When the U.S. lay down the foundations of its presence in the Arab world, it befriended and worked with the powers that be—the Sunni regimes. The Shiites were then outsiders, and the inroads Iran was to make into the Arab states were unthinkable.

This is a radically different moment. America's allies in Saudi Arabia, Jordan, the smaller states of the Gulf, and among the Sunnis in Lebanon and Syria can be forgiven the conclusion that the U.S. has acquiesced in this Iranian project. Washington is keen to conciliate Iran. Secretary Kerry has proposed a role for the Iranians in negotiations over Syria—even as Iranian forces and proxies are busy battering what is left of that country. Beirut once mattered to the U.S., but we have left it to the reign of Hezbollah, and what help comes to Lebanese moderates is now offered by Saudi Arabia and France.

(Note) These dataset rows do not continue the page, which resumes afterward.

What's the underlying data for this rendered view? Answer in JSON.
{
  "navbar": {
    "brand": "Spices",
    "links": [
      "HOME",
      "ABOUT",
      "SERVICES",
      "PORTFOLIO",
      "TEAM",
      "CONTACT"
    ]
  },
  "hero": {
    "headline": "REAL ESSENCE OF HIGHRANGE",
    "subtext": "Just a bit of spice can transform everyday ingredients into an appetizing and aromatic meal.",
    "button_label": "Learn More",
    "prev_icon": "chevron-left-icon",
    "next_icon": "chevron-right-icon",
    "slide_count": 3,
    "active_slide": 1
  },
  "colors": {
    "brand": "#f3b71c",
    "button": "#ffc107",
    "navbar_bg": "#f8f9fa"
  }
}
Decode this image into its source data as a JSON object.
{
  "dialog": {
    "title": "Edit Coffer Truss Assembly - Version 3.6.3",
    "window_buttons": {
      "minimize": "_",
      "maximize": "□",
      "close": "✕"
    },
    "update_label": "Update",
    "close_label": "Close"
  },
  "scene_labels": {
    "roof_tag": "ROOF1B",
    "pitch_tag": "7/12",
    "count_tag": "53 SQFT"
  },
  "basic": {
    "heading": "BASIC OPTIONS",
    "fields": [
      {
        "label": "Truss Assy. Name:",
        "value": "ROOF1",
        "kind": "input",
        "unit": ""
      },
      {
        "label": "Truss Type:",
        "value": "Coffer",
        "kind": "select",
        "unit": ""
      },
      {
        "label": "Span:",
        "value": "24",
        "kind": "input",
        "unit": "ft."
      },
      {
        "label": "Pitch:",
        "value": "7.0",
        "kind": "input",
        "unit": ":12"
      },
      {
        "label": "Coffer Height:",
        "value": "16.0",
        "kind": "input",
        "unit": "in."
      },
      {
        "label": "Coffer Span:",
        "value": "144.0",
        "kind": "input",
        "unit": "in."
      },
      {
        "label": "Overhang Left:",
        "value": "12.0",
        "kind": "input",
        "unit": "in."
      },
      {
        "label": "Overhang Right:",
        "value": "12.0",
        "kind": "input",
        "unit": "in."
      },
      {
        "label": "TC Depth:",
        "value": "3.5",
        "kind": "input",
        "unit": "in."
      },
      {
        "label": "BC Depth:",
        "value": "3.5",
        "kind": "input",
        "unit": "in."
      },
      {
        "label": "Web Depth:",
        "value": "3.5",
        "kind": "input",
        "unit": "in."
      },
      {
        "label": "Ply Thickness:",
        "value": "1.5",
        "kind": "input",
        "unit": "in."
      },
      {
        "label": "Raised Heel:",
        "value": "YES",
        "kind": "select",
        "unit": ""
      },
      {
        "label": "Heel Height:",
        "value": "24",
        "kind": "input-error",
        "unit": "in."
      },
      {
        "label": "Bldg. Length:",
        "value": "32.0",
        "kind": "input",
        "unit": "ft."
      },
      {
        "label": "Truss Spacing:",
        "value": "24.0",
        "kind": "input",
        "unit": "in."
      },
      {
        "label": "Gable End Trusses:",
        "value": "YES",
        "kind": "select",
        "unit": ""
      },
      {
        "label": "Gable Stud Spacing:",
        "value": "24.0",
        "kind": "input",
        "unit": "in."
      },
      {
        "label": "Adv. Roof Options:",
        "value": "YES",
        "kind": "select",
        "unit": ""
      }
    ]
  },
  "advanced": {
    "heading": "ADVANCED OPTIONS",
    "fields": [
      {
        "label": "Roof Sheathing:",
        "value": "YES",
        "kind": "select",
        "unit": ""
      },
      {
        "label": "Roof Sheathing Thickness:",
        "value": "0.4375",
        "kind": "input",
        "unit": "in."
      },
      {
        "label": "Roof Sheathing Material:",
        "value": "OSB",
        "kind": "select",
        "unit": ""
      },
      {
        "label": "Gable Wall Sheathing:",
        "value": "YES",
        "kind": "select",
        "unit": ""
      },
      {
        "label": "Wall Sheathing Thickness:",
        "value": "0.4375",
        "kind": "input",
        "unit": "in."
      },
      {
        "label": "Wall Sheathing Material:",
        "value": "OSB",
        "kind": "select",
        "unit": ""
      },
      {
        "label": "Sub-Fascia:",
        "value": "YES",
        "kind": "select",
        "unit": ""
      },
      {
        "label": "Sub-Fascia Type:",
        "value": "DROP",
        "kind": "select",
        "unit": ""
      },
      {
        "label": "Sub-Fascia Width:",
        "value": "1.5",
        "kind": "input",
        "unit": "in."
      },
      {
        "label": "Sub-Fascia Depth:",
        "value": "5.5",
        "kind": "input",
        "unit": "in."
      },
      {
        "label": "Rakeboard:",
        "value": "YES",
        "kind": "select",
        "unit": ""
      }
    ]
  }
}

A cautionary note: Iran and the Fertile Crescent are not—and by a long shot—a fair reflection of the demography of Islam. The weight of Islam is in the Sunni states. If we opt for an alliance with Iran and its satraps, we should do so in the full knowledge that our choice places us as odds with the vast majority of the Islamic world. Already, our failure to come to the support of the Syrian rebellion has eroded so much of our standing among Muslim Sunnis, in the Arab world and beyond. Five years ago in Cairo, a citadel of Sunni Islam, Mr. Obama called for a new policy of engagement with the Islamic world. That seems more like light years away.

Mr. Ajami, a senior fellow at Stanford's Hoover Institution, is the author, most recently, of "The Syrian Rebellion" ( Hoover Press, 2012).